Q60.1 Renal agenesis, bilateral

Name of the Condition

• Renal agenesis, bilateral

Summary

Bilateral renal agenesis is a congenital condition characterized by the complete absence of both kidneys. This defect occurs during fetal development and is incompatible with life due to the inability to produce urine, leading to severe oligohydramnios (low amniotic fluid) and subsequent pulmonary hypoplasia (underdeveloped lungs). The condition is typically diagnosed prenatally and results in fetal demise or neonatal death.

Causes

The exact cause of bilateral renal agenesis is often not identifiable, but disruptions in normal kidney development during embryogenesis are implicated. Genetic factors, such as mutations in genes involved in renal formation (e.g., those regulating ureteric bud induction), and environmental influences during pregnancy may contribute. The condition may also occur as part of a genetic syndrome, though many cases are isolated.

Risk Factors

• Family history of congenital kidney defects.
• Genetic syndromes associated with renal anomalies (e.g., Potter sequence).
• Maternal exposure to certain teratogens or medications during pregnancy.

Symptoms

• Severe oligohydramnios detected prenatally.
• Pulmonary hypoplasia leading to respiratory failure.
• Physical features of Potter sequence (e.g., flattened facies, limb deformities) due to oligohydramnios.

Diagnosis

Bilateral renal agenesis is typically diagnosed prenatally using ultrasound, which may show absent renal structures and severe oligohydramnios. Postnatal confirmation involves physical examination and imaging (e.g., renal ultrasound) to confirm the absence of both kidneys. Prenatal screening for associated anomalies (e.g., chromosomal testing) may also be performed.

Treatment Options

No curative treatment exists for bilateral renal agenesis, as it is incompatible with life. Management focuses on supportive care for the fetus or newborn, including addressing respiratory distress and providing palliative care. In some cases, termination of pregnancy may be considered based on prenatal diagnosis and parental decision-making.

Prognosis and Follow-Up

Bilateral renal agenesis is uniformly fatal, with most affected fetuses or newborns not surviving beyond the perinatal period due to pulmonary hypoplasia. Follow-up for families may involve genetic counseling to discuss recurrence risks in future pregnancies.

Complications

• Pulmonary hypoplasia and respiratory failure.
• Severe oligohydramnios leading to fetal compression syndromes (e.g., Potter sequence).
• Incompatible with life, resulting in fetal demise or neonatal death.

Lifestyle & Prevention

Prevention is not possible for sporadic cases, but genetic counseling may be recommended for families with a history of congenital kidney defects. Prenatal care, including avoiding teratogens and maintaining good maternal health, may reduce risk in some cases.

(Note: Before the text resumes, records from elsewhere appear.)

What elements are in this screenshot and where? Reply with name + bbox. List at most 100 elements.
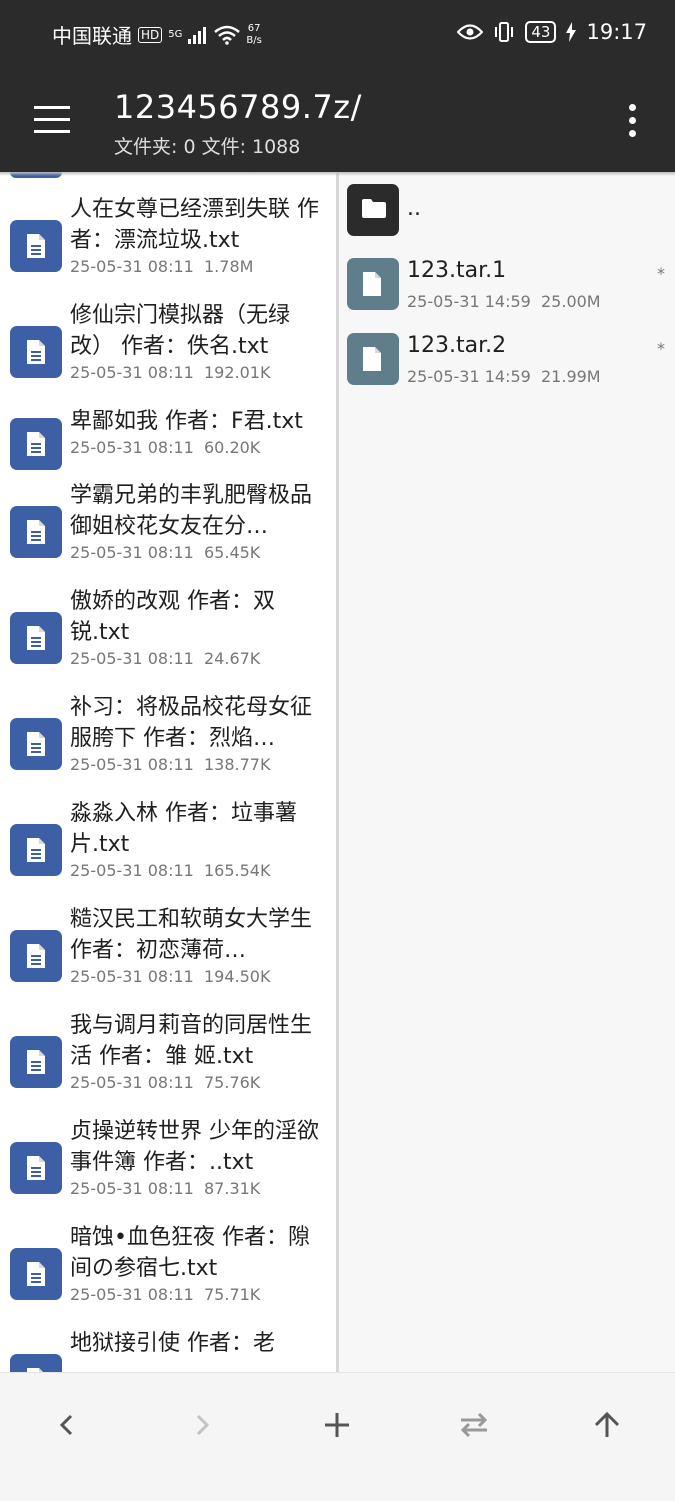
chevron-right-icon[interactable] xyxy=(172,1403,232,1447)
file-name: 贞操逆转世界 少年的淫欲事件簿 作者：..txt xyxy=(70,1119,319,1175)
file-date: 25-05-31 08:11 xyxy=(70,1285,194,1304)
file-date: 25-05-31 08:11 xyxy=(70,363,194,382)
file-date: 25-05-31 08:11 xyxy=(70,257,194,276)
folder-icon xyxy=(347,184,399,236)
file-date: 25-05-31 14:59 xyxy=(407,292,531,311)
file-size: 75.71K xyxy=(204,1285,261,1304)
arrow-up-icon[interactable] xyxy=(577,1403,637,1447)
battery-indicator: 43 xyxy=(525,21,557,43)
net-speed-unit: B/s xyxy=(246,34,262,46)
chevron-left-icon[interactable] xyxy=(37,1403,97,1447)
file-size: 165.54K xyxy=(204,861,271,880)
file-date: 25-05-31 08:11 xyxy=(70,1073,194,1092)
left-file-pane[interactable]: 人在女尊已经漂到失联 作者：漂流垃圾.txt 25-05-31 08:11 1.7… xyxy=(0,172,337,1372)
text-file-icon xyxy=(10,418,62,470)
file-list-item[interactable]: 淼淼入林 作者：垃事薯片.txt 25-05-31 08:11 165.54K xyxy=(0,798,337,904)
file-list-item[interactable]: 卑鄙如我 作者：F君.txt 25-05-31 08:11 60.20K xyxy=(0,406,337,480)
wifi-icon xyxy=(214,25,241,45)
file-size: 25.00M xyxy=(541,292,601,311)
file-name: 我与调月莉音的同居性生活 作者：雏 姬.txt xyxy=(70,1013,313,1069)
text-file-icon xyxy=(10,220,62,272)
file-meta: 25-05-31 08:11 60.20K xyxy=(70,438,260,457)
file-name: 123.tar.1 xyxy=(407,258,507,283)
file-list-item[interactable]: 贞操逆转世界 少年的淫欲事件簿 作者：..txt 25-05-31 08:11 8… xyxy=(0,1116,337,1222)
file-size: 138.77K xyxy=(204,755,271,774)
file-meta: 25-05-31 08:11 87.31K xyxy=(70,1179,260,1198)
file-name: 卑鄙如我 作者：F君.txt xyxy=(70,409,303,434)
file-name: 地狱接引使 作者：老 xyxy=(70,1331,275,1356)
file-name: 糙汉民工和软萌女大学生 作者：初恋薄荷… xyxy=(70,907,313,963)
plus-icon[interactable] xyxy=(307,1403,367,1447)
file-list-item[interactable]: 补习：将极品校花母女征服胯下 作者：烈焰… 25-05-31 08:11 138.… xyxy=(0,692,337,798)
file-meta: 25-05-31 08:11 75.76K xyxy=(70,1073,260,1092)
clock: 19:17 xyxy=(586,20,647,44)
file-name: 修仙宗门模拟器（无绿改） 作者：佚名.txt xyxy=(70,303,291,359)
net-speed: 67 B/s xyxy=(246,23,261,47)
file-name: 学霸兄弟的丰乳肥臀极品御姐校花女友在分… xyxy=(70,483,313,539)
file-size: 192.01K xyxy=(204,363,271,382)
file-list-item[interactable]: 学霸兄弟的丰乳肥臀极品御姐校花女友在分… 25-05-31 08:11 65.45… xyxy=(0,480,337,586)
file-meta: 25-05-31 08:11 138.77K xyxy=(70,755,270,774)
file-size: 75.76K xyxy=(204,1073,261,1092)
file-size: 87.31K xyxy=(204,1179,261,1198)
file-name: 淼淼入林 作者：垃事薯片.txt xyxy=(70,801,297,857)
page-title: 123456789.7z/ xyxy=(114,88,362,126)
file-size: 1.78M xyxy=(204,257,254,276)
app-bar: 123456789.7z/ 文件夹: 0 文件: 1088 xyxy=(0,70,675,172)
file-list-item[interactable]: 傲娇的改观 作者：双锐.txt 25-05-31 08:11 24.67K xyxy=(0,586,337,692)
modified-mark: * xyxy=(657,264,665,283)
status-bar: 中国联通 HD 5G 67 B/s 43 19:17 xyxy=(0,0,675,70)
status-right: 43 19:17 xyxy=(457,20,647,44)
file-list-item[interactable]: 地狱接引使 作者：老 xyxy=(0,1328,337,1372)
file-date: 25-05-31 08:11 xyxy=(70,1179,194,1198)
text-file-icon xyxy=(10,824,62,876)
file-list-item[interactable]: 暗蚀•血色狂夜 作者：隙间の参宿七.txt 25-05-31 08:11 75.7… xyxy=(0,1222,337,1328)
file-meta: 25-05-31 08:11 1.78M xyxy=(70,257,253,276)
archive-file-item[interactable]: 123.tar.1 25-05-31 14:59 25.00M * xyxy=(339,256,675,326)
right-file-pane[interactable]: .. 123.tar.1 25-05-31 14:59 25.00M * 123.ta… xyxy=(339,172,675,1372)
file-size: 60.20K xyxy=(204,438,261,457)
file-meta: 25-05-31 08:11 165.54K xyxy=(70,861,270,880)
file-size: 21.99M xyxy=(541,367,601,386)
file-name: 补习：将极品校花母女征服胯下 作者：烈焰… xyxy=(70,695,313,751)
file-list-item[interactable]: 糙汉民工和软萌女大学生 作者：初恋薄荷… 25-05-31 08:11 194.5… xyxy=(0,904,337,1010)
status-left: 中国联通 HD 5G 67 B/s xyxy=(52,20,262,49)
file-date: 25-05-31 14:59 xyxy=(407,367,531,386)
file-meta: 25-05-31 08:11 192.01K xyxy=(70,363,270,382)
archive-file-item[interactable]: 123.tar.2 25-05-31 14:59 21.99M * xyxy=(339,331,675,401)
signal-type: 5G xyxy=(168,28,183,40)
vibrate-icon xyxy=(495,22,514,42)
text-file-icon xyxy=(10,1248,62,1300)
file-name: 123.tar.2 xyxy=(407,333,507,358)
parent-folder-label: .. xyxy=(407,196,421,221)
file-meta: 25-05-31 08:11 75.71K xyxy=(70,1285,260,1304)
file-name: 人在女尊已经漂到失联 作者：漂流垃圾.txt xyxy=(70,197,319,253)
file-size: 65.45K xyxy=(204,543,261,562)
eye-icon xyxy=(457,24,484,40)
parent-folder-item[interactable]: .. xyxy=(339,184,675,248)
text-file-icon xyxy=(10,506,62,558)
file-date: 25-05-31 08:11 xyxy=(70,649,194,668)
folder-file-count: 文件夹: 0 文件: 1088 xyxy=(114,136,301,158)
hamburger-icon[interactable] xyxy=(34,106,70,136)
signal-icon xyxy=(188,26,207,44)
carrier-label: 中国联通 xyxy=(52,24,132,48)
file-list-item[interactable]: 我与调月莉音的同居性生活 作者：雏 姬.txt 25-05-31 08:11 75… xyxy=(0,1010,337,1116)
more-vertical-icon[interactable] xyxy=(629,104,637,138)
charging-icon xyxy=(566,22,577,42)
text-file-icon xyxy=(10,1142,62,1194)
file-meta: 25-05-31 08:11 24.67K xyxy=(70,649,260,668)
text-file-icon xyxy=(10,1036,62,1088)
file-list-item[interactable]: 人在女尊已经漂到失联 作者：漂流垃圾.txt 25-05-31 08:11 1.7… xyxy=(0,194,337,300)
bottom-toolbar xyxy=(0,1372,675,1501)
file-icon xyxy=(347,333,399,385)
file-list-item[interactable]: 修仙宗门模拟器（无绿改） 作者：佚名.txt 25-05-31 08:11 192… xyxy=(0,300,337,406)
text-file-icon xyxy=(10,718,62,770)
swap-icon[interactable] xyxy=(442,1403,502,1447)
file-size: 24.67K xyxy=(204,649,261,668)
file-meta: 25-05-31 08:11 194.50K xyxy=(70,967,270,986)
file-date: 25-05-31 08:11 xyxy=(70,438,194,457)
file-date: 25-05-31 08:11 xyxy=(70,861,194,880)
text-file-icon xyxy=(10,612,62,664)
text-file-icon xyxy=(10,326,62,378)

When to Seek Professional Help

Prenatal detection of severe oligohydramnios or absent renal structures warrants immediate consultation with a maternal-fetal medicine specialist. Postnatal confirmation of bilateral renal agenesis requires urgent neonatal intensive care and palliative care support.

Tips for Medical Coders

Document the prenatal or postnatal diagnosis, including imaging findings (e.g., ultrasound) and associated anomalies (e.g., Potter sequence). Ensure the code Q60.1 is used for bilateral renal agenesis, with no other renal structures present. Note that this condition is incompatible with life and may require additional coding for related complications (e.g., pulmonary hypoplasia) if documented.